Maar de Chinese bodem bezit geenszins het monopolie op deze grondstoffen. In 2002 sloten de Verenigde
Staten de mijnen in Californië wegens milieueffecten
en lage prijzen, gevolgd door invoer uit China. De veronderstelling was kennelijk dat Chinese koelies beter bestand waren tegen het radioactieve afval dan de
geciviliseerde inwoners in eigen land. ‘There[’s] really
no good reason for America to depend on imports for
many rare earths that we have right here […] Let’s
get real, and acknowledge that the Chinese didn’t create our present rare earth challenges.’4 Deze stand van
zaken wordt bevestigd door de US Geological Survey.
Evenmin als De Wijk hebben Henk Jan Ormel en
zijn medeauteurs daar een boodschap aan. In de
Internationale Spectator van mei 2012 timmeren zij aan
hun weg naar boven door de noodklok te luiden over
Chinees wangedrag.5
De Wijk citeert met instemming de minister van
defensie over het dienen van Nederlandse belangen met behulp van de krijgsmacht. Deze zou de inzet willen beperken tot ‘korte, hevige gevechtsacties’.

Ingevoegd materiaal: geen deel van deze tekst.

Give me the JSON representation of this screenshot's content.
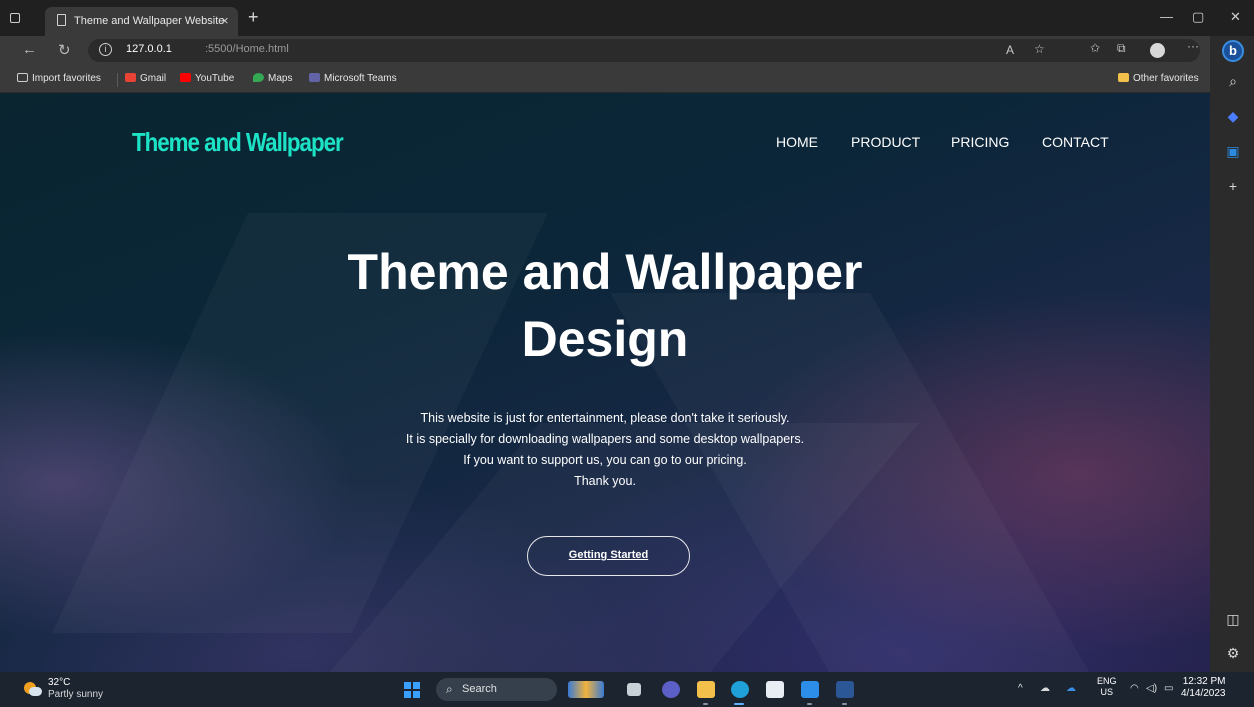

Volgens mij blijkt uit het verloop van de oorlogen in
Irak en Afghanistan opnieuw dat Amerika en zijn hofleverancier Nederland beter in de leer kunnen gaan bij
Bismarck en Sun Zi dan bij De Wijk.
Dr Henk Houweling was universitair hoofddocent
Internationale Betrekkingen aan de Universiteit van
Amsterdam. Hij is tegenwoordig werkzaam bij het Europa
Instituut van de Universiteit van Macao en de Webster
Universiteit in Leiden.
Noten
1 Zie hierover o.a. Alexander Cooley, Great games, local rules.
The new great contest in Central Asia, Oxford, 2012.
2 Zie Yan Yunfeng e.a., ‘The impact of China-EU trade on climate change’, in: Geopolitics, History and International Relations.
jrg. 3, 2011, nr. 2, blz. 122-138.
3 Vgl. kandidatuur voor het presidentschap van Ross Perot in
1992; en van Pat Buchanan in 1996.
4 Aldus Larry Bell, in: Forbes, 15 april 2012.
5 Henk Jan Ormel, Pieterjan Rozenberg & Dirk W. Ormel,
‘Grondstoffen uit Afrika: Great Game van de 21ste eeuw’, in:
Internationale Spectator, mei 2012, blz. 264-266.